Perhaps it’s a question of how we define the boundaries between natural and artificial.
Technically, this process is explored through the manipulation of natural ocean currents and optimizing these manipulations to create the maximum deposition of sand until an island is formed. Thus, creating an artificial island naturally. And it is here that Navassa itself presents a problem. An oceanic island that if populated by humans would endanger the bird eco-system. To build on it would be an invasion. Yet the technology explored through the TS would allow for the gradual formation of islands that could birth an infrastructure to harvest Navassa’s unique resource.
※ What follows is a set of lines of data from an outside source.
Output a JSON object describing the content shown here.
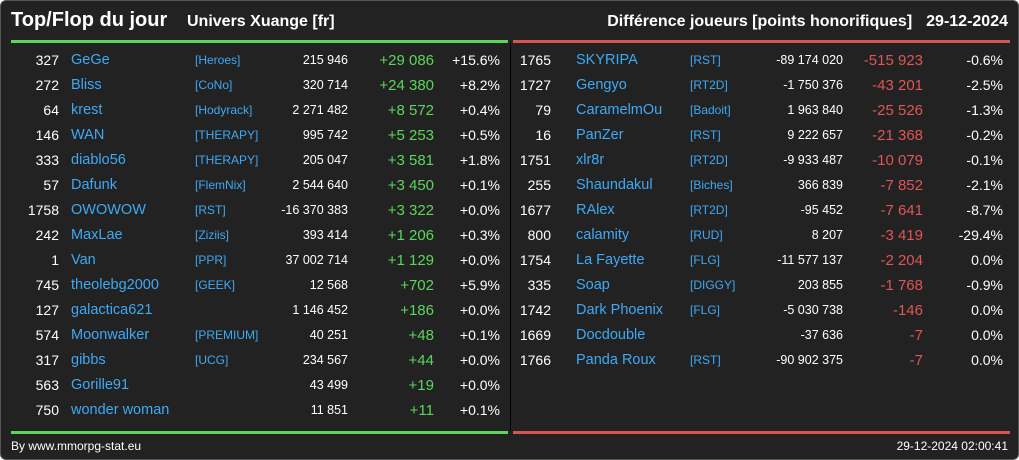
{
  "header": {
    "title": "Top/Flop du jour",
    "subtitle": "Univers Xuange [fr]",
    "right_label": "Différence joueurs [points honorifiques]",
    "date": "29-12-2024"
  },
  "colors": {
    "top": "#5bd65b",
    "flop": "#e05555",
    "name": "#3fa9f5",
    "background": "#222222"
  },
  "top": [
    {
      "rank": "327",
      "name": "GeGe",
      "guild": "[Heroes]",
      "score": "215 946",
      "diff": "+29 086",
      "pct": "+15.6%"
    },
    {
      "rank": "272",
      "name": "Bliss",
      "guild": "[CoNo]",
      "score": "320 714",
      "diff": "+24 380",
      "pct": "+8.2%"
    },
    {
      "rank": "64",
      "name": "krest",
      "guild": "[Hodyrack]",
      "score": "2 271 482",
      "diff": "+8 572",
      "pct": "+0.4%"
    },
    {
      "rank": "146",
      "name": "WAN",
      "guild": "[THERAPY]",
      "score": "995 742",
      "diff": "+5 253",
      "pct": "+0.5%"
    },
    {
      "rank": "333",
      "name": "diablo56",
      "guild": "[THERAPY]",
      "score": "205 047",
      "diff": "+3 581",
      "pct": "+1.8%"
    },
    {
      "rank": "57",
      "name": "Dafunk",
      "guild": "[FlemNix]",
      "score": "2 544 640",
      "diff": "+3 450",
      "pct": "+0.1%"
    },
    {
      "rank": "1758",
      "name": "OWOWOW",
      "guild": "[RST]",
      "score": "-16 370 383",
      "diff": "+3 322",
      "pct": "+0.0%"
    },
    {
      "rank": "242",
      "name": "MaxLae",
      "guild": "[Ziziis]",
      "score": "393 414",
      "diff": "+1 206",
      "pct": "+0.3%"
    },
    {
      "rank": "1",
      "name": "Van",
      "guild": "[PPR]",
      "score": "37 002 714",
      "diff": "+1 129",
      "pct": "+0.0%"
    },
    {
      "rank": "745",
      "name": "theolebg2000",
      "guild": "[GEEK]",
      "score": "12 568",
      "diff": "+702",
      "pct": "+5.9%"
    },
    {
      "rank": "127",
      "name": "galactica621",
      "guild": "",
      "score": "1 146 452",
      "diff": "+186",
      "pct": "+0.0%"
    },
    {
      "rank": "574",
      "name": "Moonwalker",
      "guild": "[PREMIUM]",
      "score": "40 251",
      "diff": "+48",
      "pct": "+0.1%"
    },
    {
      "rank": "317",
      "name": "gibbs",
      "guild": "[UCG]",
      "score": "234 567",
      "diff": "+44",
      "pct": "+0.0%"
    },
    {
      "rank": "563",
      "name": "Gorille91",
      "guild": "",
      "score": "43 499",
      "diff": "+19",
      "pct": "+0.0%"
    },
    {
      "rank": "750",
      "name": "wonder woman",
      "guild": "",
      "score": "11 851",
      "diff": "+11",
      "pct": "+0.1%"
    }
  ],
  "flop": [
    {
      "rank": "1765",
      "name": "SKYRIPA",
      "guild": "[RST]",
      "score": "-89 174 020",
      "diff": "-515 923",
      "pct": "-0.6%"
    },
    {
      "rank": "1727",
      "name": "Gengyo",
      "guild": "[RT2D]",
      "score": "-1 750 376",
      "diff": "-43 201",
      "pct": "-2.5%"
    },
    {
      "rank": "79",
      "name": "CaramelmOu",
      "guild": "[Badoit]",
      "score": "1 963 840",
      "diff": "-25 526",
      "pct": "-1.3%"
    },
    {
      "rank": "16",
      "name": "PanZer",
      "guild": "[RST]",
      "score": "9 222 657",
      "diff": "-21 368",
      "pct": "-0.2%"
    },
    {
      "rank": "1751",
      "name": "xlr8r",
      "guild": "[RT2D]",
      "score": "-9 933 487",
      "diff": "-10 079",
      "pct": "-0.1%"
    },
    {
      "rank": "255",
      "name": "Shaundakul",
      "guild": "[Biches]",
      "score": "366 839",
      "diff": "-7 852",
      "pct": "-2.1%"
    },
    {
      "rank": "1677",
      "name": "RAlex",
      "guild": "[RT2D]",
      "score": "-95 452",
      "diff": "-7 641",
      "pct": "-8.7%"
    },
    {
      "rank": "800",
      "name": "calamity",
      "guild": "[RUD]",
      "score": "8 207",
      "diff": "-3 419",
      "pct": "-29.4%"
    },
    {
      "rank": "1754",
      "name": "La Fayette",
      "guild": "[FLG]",
      "score": "-11 577 137",
      "diff": "-2 204",
      "pct": "0.0%"
    },
    {
      "rank": "335",
      "name": "Soap",
      "guild": "[DIGGY]",
      "score": "203 855",
      "diff": "-1 768",
      "pct": "-0.9%"
    },
    {
      "rank": "1742",
      "name": "Dark Phoenix",
      "guild": "[FLG]",
      "score": "-5 030 738",
      "diff": "-146",
      "pct": "0.0%"
    },
    {
      "rank": "1669",
      "name": "Docdouble",
      "guild": "",
      "score": "-37 636",
      "diff": "-7",
      "pct": "0.0%"
    },
    {
      "rank": "1766",
      "name": "Panda Roux",
      "guild": "[RST]",
      "score": "-90 902 375",
      "diff": "-7",
      "pct": "0.0%"
    }
  ],
  "footer": {
    "credit": "By www.mmorpg-stat.eu",
    "timestamp": "29-12-2024 02:00:41"
  }
}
A pre-fabricated catalyst to generate a softer context.
Year 01 Assembly
Year one Cuba sends a fleet of barges and floating cranes to deposit 55 prefabricated sponson devices in the seabed immediately next to Navassa in order to start of the geological process of the formation of islands.
Year 26 Territories and accessibility zones
After 26 years, once the islands have broken the surface, a series of territories are generated for inhabitation and accessibility zones are assigned over this broaden archipelago. 20% of the residential territory would be offered to food growing areas giving each household 20 square meters of land.
In Cuba there is large number of people that are in exile within their own country and are enlisted by the Cuban government and sent to Navassa to become the first guano pioneers and form a basis for Cuba to claim their islands for its own since convention states that an island that cannot sustain human inhabitation will not give the state an exclusive economic zone.
Initially the formation of the islands will not give rise to any suspicions by the neighbouring states but as soon as the islands were inhabited Haiti and Jamaica intervened in a similar manner as the Chinese did in the Spratly Islands intercepting food supplies, employing fireworks and small cannons to scare the sea-gulls and reduce the guano production as well as starting a diplomatic episode with the Cuban government. This whole dispute has now been going on for almost 50 years.
Year 70 Navassa legally belongs to Cuba
Over a period of 70 years these deep ocean currents drive sediment upwards. As the sediment breaks through sea level, land forms an island and Cuba’s economic zone is extended outwards from this formation 47 km at its southern part. The disputed island of Navassa and its adjacent infrastructure, is wholly and legally a territory of Cuba which brings all the territorial disputes to an abrupt end.
The introduced infrastructure is a series of networked elevated platforms, that has houses the 600 Guano workers in a self sustaining system incorporating food growing areas within each of the platforms. Structurally the platforms are supported by the original sponson devices imbedded within the newly formed islands. The height of the platforms is dictated by the potential future growth of the islands below.
Just as oceanic and continental islands invert the relationships between land and sea. Here, architecture inverts the established relationship of territory and sovereignty. Where in the 21st century territoriality is reborn as a catalyst for ownership and occupation.